Un philosophe allemand renonce à un prix émirati pour « le lien étroit entre l’institution qui remet le prix et le système politique d’Abu Dhabi »

Jürgen Habermas, pointure contemporaine de la philosophie sociale, morale et politique, a annoncé qu’il renonçait au titre de « Personnalité culturelle de l’année », décerné dans le cadre du Prix du livre Cheikh Zayed. La récompense devait lui revenir lors de la Foire du Livre d’Abou Dhabi, organisée du 23 au 29 mai prochain, avec une dotation de 225.000 €.

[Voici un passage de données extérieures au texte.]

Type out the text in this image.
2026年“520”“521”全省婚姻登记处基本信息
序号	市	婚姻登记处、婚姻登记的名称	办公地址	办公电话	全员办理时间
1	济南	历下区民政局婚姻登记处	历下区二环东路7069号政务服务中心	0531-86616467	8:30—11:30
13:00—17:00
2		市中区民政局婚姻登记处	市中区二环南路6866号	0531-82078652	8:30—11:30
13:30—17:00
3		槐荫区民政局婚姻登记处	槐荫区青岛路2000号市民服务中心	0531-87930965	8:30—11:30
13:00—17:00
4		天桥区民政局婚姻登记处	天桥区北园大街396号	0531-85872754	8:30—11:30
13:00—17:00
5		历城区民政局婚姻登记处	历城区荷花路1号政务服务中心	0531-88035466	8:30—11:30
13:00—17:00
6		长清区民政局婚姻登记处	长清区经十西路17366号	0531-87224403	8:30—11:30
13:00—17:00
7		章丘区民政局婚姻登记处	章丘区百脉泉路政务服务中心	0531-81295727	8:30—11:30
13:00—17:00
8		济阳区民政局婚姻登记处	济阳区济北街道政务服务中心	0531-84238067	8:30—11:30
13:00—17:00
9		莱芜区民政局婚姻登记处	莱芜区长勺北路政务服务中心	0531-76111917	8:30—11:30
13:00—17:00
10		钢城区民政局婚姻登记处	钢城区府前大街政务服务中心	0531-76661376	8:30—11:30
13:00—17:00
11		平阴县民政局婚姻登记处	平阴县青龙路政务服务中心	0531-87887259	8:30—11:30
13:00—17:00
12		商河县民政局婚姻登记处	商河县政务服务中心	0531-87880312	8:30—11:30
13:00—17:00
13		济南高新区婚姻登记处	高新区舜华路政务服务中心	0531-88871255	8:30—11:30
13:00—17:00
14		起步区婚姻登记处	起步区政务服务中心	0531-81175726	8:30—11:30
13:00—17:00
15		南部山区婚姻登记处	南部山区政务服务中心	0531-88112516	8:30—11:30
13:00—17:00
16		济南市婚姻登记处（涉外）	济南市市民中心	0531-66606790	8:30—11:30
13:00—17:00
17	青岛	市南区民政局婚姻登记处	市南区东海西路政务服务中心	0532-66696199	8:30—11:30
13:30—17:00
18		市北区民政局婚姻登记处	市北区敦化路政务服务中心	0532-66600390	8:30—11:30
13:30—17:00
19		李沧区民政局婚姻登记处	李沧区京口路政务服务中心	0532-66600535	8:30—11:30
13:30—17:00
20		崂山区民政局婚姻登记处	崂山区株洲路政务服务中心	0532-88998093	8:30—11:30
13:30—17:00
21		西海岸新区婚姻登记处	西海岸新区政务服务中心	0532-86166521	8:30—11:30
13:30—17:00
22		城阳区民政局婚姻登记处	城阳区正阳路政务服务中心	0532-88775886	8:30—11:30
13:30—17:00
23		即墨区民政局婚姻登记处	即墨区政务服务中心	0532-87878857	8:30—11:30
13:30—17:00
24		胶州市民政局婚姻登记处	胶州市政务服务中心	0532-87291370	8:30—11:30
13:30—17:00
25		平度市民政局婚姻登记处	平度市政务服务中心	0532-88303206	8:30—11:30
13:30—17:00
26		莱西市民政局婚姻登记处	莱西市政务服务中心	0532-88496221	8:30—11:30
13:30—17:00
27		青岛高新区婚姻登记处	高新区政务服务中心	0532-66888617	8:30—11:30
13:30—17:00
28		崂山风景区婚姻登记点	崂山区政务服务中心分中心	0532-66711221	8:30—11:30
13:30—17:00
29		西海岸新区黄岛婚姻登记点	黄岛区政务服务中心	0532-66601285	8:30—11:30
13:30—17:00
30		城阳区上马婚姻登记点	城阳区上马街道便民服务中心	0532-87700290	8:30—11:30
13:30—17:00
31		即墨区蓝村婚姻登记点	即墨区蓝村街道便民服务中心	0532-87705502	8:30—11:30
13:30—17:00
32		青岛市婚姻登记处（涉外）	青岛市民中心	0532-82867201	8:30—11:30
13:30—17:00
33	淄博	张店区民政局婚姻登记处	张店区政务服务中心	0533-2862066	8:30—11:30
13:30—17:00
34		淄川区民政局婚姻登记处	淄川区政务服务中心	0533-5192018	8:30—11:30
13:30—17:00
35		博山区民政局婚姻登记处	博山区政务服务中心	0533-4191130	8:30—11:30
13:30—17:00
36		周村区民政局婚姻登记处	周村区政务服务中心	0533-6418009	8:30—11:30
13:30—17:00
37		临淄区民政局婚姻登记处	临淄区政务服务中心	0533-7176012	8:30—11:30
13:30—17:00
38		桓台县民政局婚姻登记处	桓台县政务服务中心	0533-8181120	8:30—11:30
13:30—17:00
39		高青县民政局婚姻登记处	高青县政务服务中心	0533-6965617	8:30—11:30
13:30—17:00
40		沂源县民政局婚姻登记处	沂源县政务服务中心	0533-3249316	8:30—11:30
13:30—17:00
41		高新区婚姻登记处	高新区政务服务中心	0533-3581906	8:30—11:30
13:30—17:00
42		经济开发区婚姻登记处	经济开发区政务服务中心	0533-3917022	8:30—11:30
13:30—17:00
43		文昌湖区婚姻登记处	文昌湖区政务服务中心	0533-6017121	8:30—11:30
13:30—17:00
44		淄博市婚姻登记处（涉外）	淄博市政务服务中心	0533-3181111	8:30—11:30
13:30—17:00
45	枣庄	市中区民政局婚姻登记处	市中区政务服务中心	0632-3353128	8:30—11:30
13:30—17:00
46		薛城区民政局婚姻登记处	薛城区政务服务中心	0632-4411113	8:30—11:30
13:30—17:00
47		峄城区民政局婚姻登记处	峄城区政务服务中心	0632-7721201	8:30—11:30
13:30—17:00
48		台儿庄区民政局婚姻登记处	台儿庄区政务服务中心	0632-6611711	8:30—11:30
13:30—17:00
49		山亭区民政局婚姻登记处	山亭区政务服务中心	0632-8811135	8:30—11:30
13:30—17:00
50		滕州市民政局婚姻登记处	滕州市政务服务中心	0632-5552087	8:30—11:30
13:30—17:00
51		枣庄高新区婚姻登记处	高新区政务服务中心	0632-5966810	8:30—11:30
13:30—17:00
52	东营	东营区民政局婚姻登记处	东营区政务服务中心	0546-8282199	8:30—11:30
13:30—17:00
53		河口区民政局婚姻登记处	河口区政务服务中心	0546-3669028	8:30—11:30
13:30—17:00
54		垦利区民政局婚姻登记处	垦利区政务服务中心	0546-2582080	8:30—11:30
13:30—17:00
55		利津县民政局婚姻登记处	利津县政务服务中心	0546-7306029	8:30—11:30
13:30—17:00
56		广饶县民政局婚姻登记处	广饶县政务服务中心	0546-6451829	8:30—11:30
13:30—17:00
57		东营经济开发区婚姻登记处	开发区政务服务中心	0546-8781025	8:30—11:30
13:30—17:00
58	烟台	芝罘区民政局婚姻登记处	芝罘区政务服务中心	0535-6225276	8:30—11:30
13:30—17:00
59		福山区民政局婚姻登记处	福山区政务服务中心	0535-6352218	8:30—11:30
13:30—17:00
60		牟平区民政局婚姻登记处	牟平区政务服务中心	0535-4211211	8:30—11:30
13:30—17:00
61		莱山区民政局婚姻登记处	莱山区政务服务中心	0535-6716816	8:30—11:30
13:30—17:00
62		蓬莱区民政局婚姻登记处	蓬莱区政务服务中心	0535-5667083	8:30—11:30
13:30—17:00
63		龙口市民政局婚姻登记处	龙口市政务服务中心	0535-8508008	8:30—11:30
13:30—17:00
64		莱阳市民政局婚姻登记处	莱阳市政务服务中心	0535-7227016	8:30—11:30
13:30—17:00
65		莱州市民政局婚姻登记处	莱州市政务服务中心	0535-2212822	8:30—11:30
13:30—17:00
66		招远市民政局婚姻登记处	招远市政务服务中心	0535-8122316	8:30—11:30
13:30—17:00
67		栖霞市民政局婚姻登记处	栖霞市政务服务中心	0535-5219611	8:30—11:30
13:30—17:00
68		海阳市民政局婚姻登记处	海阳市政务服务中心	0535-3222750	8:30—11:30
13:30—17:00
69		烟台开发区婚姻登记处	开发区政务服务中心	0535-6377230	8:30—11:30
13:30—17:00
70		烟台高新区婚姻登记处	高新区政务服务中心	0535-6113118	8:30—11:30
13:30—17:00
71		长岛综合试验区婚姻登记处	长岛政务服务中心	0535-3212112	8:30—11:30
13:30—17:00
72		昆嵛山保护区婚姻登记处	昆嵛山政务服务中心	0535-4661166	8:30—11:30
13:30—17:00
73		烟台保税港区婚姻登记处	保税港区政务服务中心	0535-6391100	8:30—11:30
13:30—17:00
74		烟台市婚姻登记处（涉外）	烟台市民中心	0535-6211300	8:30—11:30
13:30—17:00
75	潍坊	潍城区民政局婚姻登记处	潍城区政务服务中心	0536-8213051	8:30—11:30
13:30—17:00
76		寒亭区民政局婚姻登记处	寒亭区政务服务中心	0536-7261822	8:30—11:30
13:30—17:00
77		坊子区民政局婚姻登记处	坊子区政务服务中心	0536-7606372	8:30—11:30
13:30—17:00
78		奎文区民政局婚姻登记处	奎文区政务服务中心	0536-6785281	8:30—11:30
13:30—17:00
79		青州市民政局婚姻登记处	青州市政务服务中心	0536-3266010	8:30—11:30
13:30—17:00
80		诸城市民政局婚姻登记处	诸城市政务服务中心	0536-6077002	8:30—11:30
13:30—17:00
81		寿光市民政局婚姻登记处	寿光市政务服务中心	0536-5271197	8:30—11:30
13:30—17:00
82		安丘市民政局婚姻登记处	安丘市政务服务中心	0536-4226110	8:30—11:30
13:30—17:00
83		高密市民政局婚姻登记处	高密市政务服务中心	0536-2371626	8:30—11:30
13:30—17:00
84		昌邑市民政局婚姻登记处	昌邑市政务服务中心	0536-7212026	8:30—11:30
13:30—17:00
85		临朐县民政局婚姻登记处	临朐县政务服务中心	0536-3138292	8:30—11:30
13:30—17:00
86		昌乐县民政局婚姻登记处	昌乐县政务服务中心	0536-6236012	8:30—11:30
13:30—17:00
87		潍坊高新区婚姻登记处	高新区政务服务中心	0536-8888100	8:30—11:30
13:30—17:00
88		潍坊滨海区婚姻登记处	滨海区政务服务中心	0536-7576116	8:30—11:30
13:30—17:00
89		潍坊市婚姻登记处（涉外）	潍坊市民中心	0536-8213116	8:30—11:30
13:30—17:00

« Il a influencé de nombreuses disciplines telles que la communication et les études culturelles, la théorie morale, la linguistique, la théorie littéraire, la science politique, la théologie et la sociologie ainsi que la théorie démocratique », saluait alors le jury de la récompense, qui le classait parmi « les philosophes les plus influents du monde ».

Ce 2 mai, un article du Spiegel, signé par Dietmar Pieper, critiquait ouvertement l’accord tacite de Jürgen Habermas pour recevoir la récompense émiratie. « Les règles démocratiques, qui sont sacrées pour Habermas, sont ici bafouées », peut-on lire dans l’article.

Mi-figue, mi-raison

Contacté par le Spiegel, Habermas admet « avoir été soupçonneux au départ, et je me suis renseigné sur l’institution et les précédents lauréats avant d’accepter la récompense », qui lui a été annoncée personnellement par Juergen Boos, directeur de la Foire du Livre de Francfort — événement où les Émirats arabes unis sont toujours présents. En somme, le prestige et la respectabilité des autres lauréats valoriseraient le prix émirati.

Toutefois, le Spiegel met le doigt sur un détail qui n’en est pas un : interrogé sur la présence de Mohammed ben Rachid Al Maktoum parmi les précédents lauréats, il n’aurait fait aucun commentaire. Pourtant, ce dernier, poète, mais surtout émir de Dubaï, jouit d’une réputation qu’il est difficile d’ignorer, reconnu coupable d’avoir maltraité et séquestré sa fille, Latifa Al Maktoum, toujours assignée à résidence à Dubaï.

Mis face à ses contradictions, le philosophe a finalement annoncé qu’il renonçait à la récompense et sa dotation. « C’était une mauvaise décision, que je corrige à présent », a-t-il simplement commenté.

Dans un court message, les organisateurs du prix indiquent « regretter » la décision d’Habermas, et rappellent que « [l]e prix incarne les valeurs de tolérance, de connaissance et de créativité tout en construisant des ponts entre les cultures, et continuera à remplir cette mission ».